How to handle Sequences the Pythonic way?
Advanced tips for better sequence manipulation
Sequences and Collections are an integral part of any programming language, Python particularly handles them uniformly, ie, any type of sequence from Strings and XML elements to arrays, lists and Tuples are handled in a uniform way.
Understanding the variety of these sequences will spare us the reinvention of the wheel as the existing common sequence interface allows us to leverage and support any new sequence types.
The built-in sequences and how to group them?
There are 2 types of sequences:
The container sequences: these hold items of different types, including nested containers. Like list, tuple, and double-ended queues.
The flat sequences: these hold items of simple types. Like str and byte.
A container sequence holds references to the objects it contains, which may be of any type, while a flat sequence stores the value of its contents in its own memory space, not as distinct Python objects.
Another way to group sequences, and it’s Mutability VS Immutability:
Mutable sequences: sequences that can change their values, for example, list, bytearray, array.array, and collections.deque.
Immutable sequences: sequences that can not change their values, for example, tuple, str, and bytes.
ListComps and GenExps
List Comprehensions(ListComps) and Generator expressions(GenExps) are Python's solutions to build sequences in a readable and clear way.

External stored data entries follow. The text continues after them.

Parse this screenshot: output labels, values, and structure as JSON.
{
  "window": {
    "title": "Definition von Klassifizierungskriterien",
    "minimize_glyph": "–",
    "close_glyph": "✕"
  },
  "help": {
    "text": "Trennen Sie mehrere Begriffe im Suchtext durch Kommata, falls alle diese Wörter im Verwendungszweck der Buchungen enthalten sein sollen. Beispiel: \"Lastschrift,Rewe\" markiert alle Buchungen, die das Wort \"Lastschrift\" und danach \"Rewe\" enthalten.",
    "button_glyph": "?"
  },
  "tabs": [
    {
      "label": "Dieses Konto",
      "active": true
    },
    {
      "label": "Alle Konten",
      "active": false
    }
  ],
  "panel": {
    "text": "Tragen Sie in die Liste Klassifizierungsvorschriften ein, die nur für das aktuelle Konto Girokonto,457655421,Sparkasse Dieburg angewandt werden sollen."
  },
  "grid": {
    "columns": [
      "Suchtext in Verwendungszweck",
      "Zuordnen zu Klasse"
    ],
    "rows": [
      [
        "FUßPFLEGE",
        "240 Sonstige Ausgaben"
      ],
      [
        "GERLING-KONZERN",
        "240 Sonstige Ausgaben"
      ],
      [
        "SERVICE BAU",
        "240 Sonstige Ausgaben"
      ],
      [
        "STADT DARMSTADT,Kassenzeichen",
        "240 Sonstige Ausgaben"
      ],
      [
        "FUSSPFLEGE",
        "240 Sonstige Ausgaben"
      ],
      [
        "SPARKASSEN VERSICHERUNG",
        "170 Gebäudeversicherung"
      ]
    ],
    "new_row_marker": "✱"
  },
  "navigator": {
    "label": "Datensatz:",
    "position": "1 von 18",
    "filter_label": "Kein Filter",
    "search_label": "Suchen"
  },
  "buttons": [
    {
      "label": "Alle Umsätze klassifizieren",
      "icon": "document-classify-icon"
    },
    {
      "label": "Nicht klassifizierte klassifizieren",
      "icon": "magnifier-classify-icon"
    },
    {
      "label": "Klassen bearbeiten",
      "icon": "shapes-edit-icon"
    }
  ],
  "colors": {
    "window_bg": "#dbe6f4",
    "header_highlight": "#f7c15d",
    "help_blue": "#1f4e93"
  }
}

The first deals mainly with Lists, the latter with any other type of sequences.
List Comprehensions
ListComp is a very concise way to create a list from an existing list, sometimes by operating on the existing items, using a simpler cleaner more compact syntax, all of this without having to deal with Python lambda.
fruits = ["apple", "banana", "cherry", "kiwi", "mango"]
newlistUsingForLoop = []
newlistUsingListComp = []
# using traditional for loop
for x in fruits:
if "a" in x:
newlistUsingForLoop.append(x)
print(newlistUsingForLoop) # ['apple', 'banana', 'mango']
# using ListComp
newlistUsingListComp = [x for x in fruits if "a" in x]
print(newlistUsingListComp) # ['apple', 'banana', 'mango']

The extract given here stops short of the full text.